Émeutes à la manif anti-Bajnai

marc-15Comme souvent en présence de la Magyar Garda, milice organisée du parti d’extrême-droite Jobbik, la manifestation qui s’opposait mardi à l’élection parlementaire de Gordon Bajnai Premier Ministre et qui revendiquait des élections nationales anticipées, a sombré dans la violence et les gaz lacrymogènes.

La police avait, comme d’habitude, fermé tous les accès à la place Kossuth Lajos dès le matin, mais les plus décidés des manifestants se sont tout de même frayé un passage à travers les barrières de sécurité l’après-midi, pour finalement en découdre avec la brigade anti-émeutes aux portes du ministère de l’Agriculture. Celui-ci n’était pas visé par hasard, puisque la « Garde Magyare » y avait lâché des douzaines d’oies auparavant, pour rappeler la faillite du groupe volailler Hajdú-Bét en 2003, alors filiale du consortium Wallis dirigé à l’époque par le même Gordon Bajnai, aujourd’hui à la tête du gouvernement pour un an. Cette faillite avait entraîné celle de centaines d’éleveurs d’oies dans tout le pays.

marc1113Récit classique d’une manif hongroise qui dégénère…

Cependant, les hostilités ne se sont pas arrêtées à de purs actes symboliques. Équipés de lunettes de skis et de foulards aux couleurs du drapeau Arpad, les plus féroces des mécontents incluaient la bagatelle d’environ 300 membres de la Garda. Assaillant continuellement la police par des jets d’objets en tous genres, celle-ci n’a pu que les repousser timidement que jusqu’à Bajcsy-Zsilinszky út sans pour autant réussir à les disperser. Une ambulance a été attaquée très courageusement au passage. A l’issue de ce début de soirée mouvementé, on ne pouvait compter que 12 arrestations seulement, ainsi que 15 policiers et 10 civils blessés.

L’action du Jobbik loin de faire l’unanimité.

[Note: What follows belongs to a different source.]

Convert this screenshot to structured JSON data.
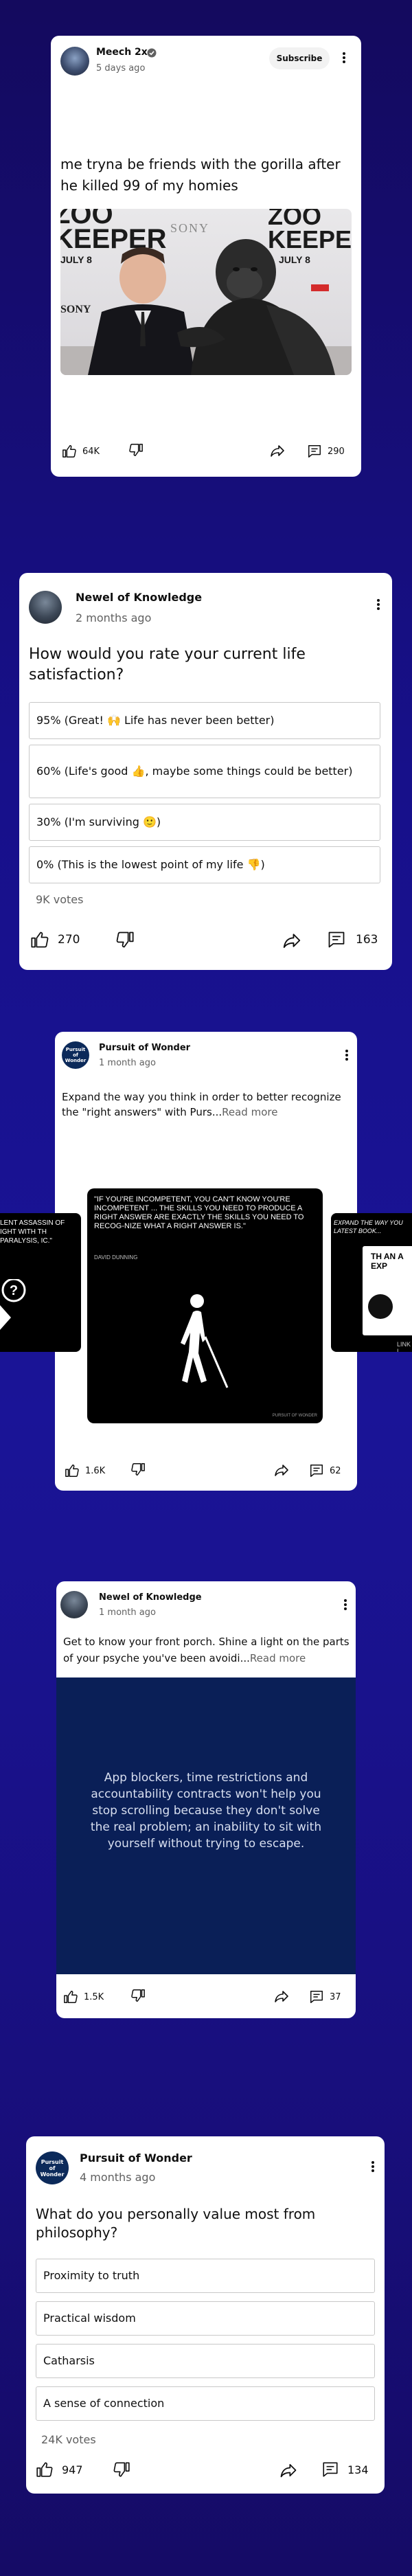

Lorsque Gábor Vona, leader du Jobbik, a souhaité s’adresser aux 7000 personnes présentes peu avant 17h00, fin de la manifestation, les organisateurs l’en ont tout simplement empêcher. Mais c’était sans compter sur la tenacité du « Gábor », qui a forcé le passage sur scène pour s’adresser, plus modestement, à sa Magyar Garda. Beaucoup de manifestants lui ont alors tourné le dos pour s’en aller du côté du château de Buda, afin de remettre au Président László Sólyom leur pétition réclamant des élections législatives anticipées. A noter, la Radio et la TV nationales Hongroises, souvent taxées par les manifestants de n’être que l’organe de communication des gouvernements, ont pris la peine, lors de leurs journaux du soir, d’énoncer point par point les revendications énumérées dans leur pétition. Les organisateurs de la manifestation ont eux, de leur côté, annoncé qu’ils continueraient de protester publiquement jusqu’à ce que le Parlement soit dissout.